スキタイは紀元前9世紀から紀元前4世紀までを中心にユーラシアの草原を移動していた遊牧民でした。最盛期に彼らの文化的影響が、西はカルパティア山脈から東は黄河のオルドス文化とシベリア南部にまで及んでいました。紀元前2世紀に生じた中央アジアの騎馬民族同士の争いが諸騎馬民族の移動の引き金となり、その結果押し出されたスキタイは紀元前2世紀から紀元4世紀にかけてソグディアーナ・バクトリア・ガンダーラ・カシミールなど南アジアの北西部と中央部に流れ込みました。紀元前1世紀にガンダーラとインダス川流域にインドスキタイ王国が設立され、後にインドの北西部を征服しながら領土を広めました。紀元1世紀の初頭に騎馬民族の一つであった月氏が築いたクシャン朝の支配に入りました。
社会は氏族から成り狩猟や飼育が生活基盤にあったスキタイは、身近にいる動物に象徴的な意味を持たせたり、信仰の対象として崇拝したりしていました。動物は美術の題材に用いられ動物意匠と称する、ユーラシアの草原地帯の広い地域に及ぶ様式が生まれ、動物のモチーフを中心とする青銅や金製の装飾品が作られていました。動物たちは氏族の象徴であったか、それとも鹿や馬の速足、猪の突進攻撃の勢い、狼やピューマの牙と爪、猛禽の迅速な捕食などそれぞれの特徴への憧れや敬愛の表現であるかは観賞する側の想像次第です。

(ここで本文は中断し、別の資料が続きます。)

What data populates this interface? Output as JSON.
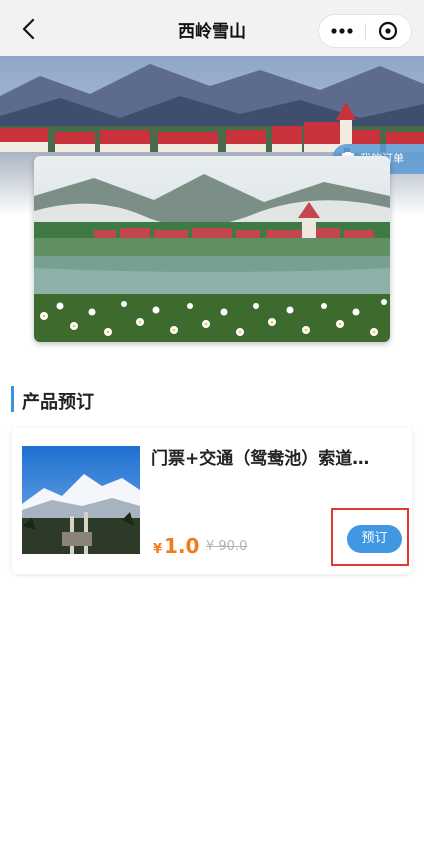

こちらは、横たわる雄鹿をかたどった衣類の留め具かあるいは馬具の飾りに使われていたものです。動物は、隠し絵を思わせる様式化された描写で、特に枝角が蜷局を巻いた蛇が並べられているのようです。顔の先端もむしろ鳥の嘴に似ています。雄鹿の胴体の優美な曲線と脚の細い直線の対照が簡素な美の表現を生み出しています。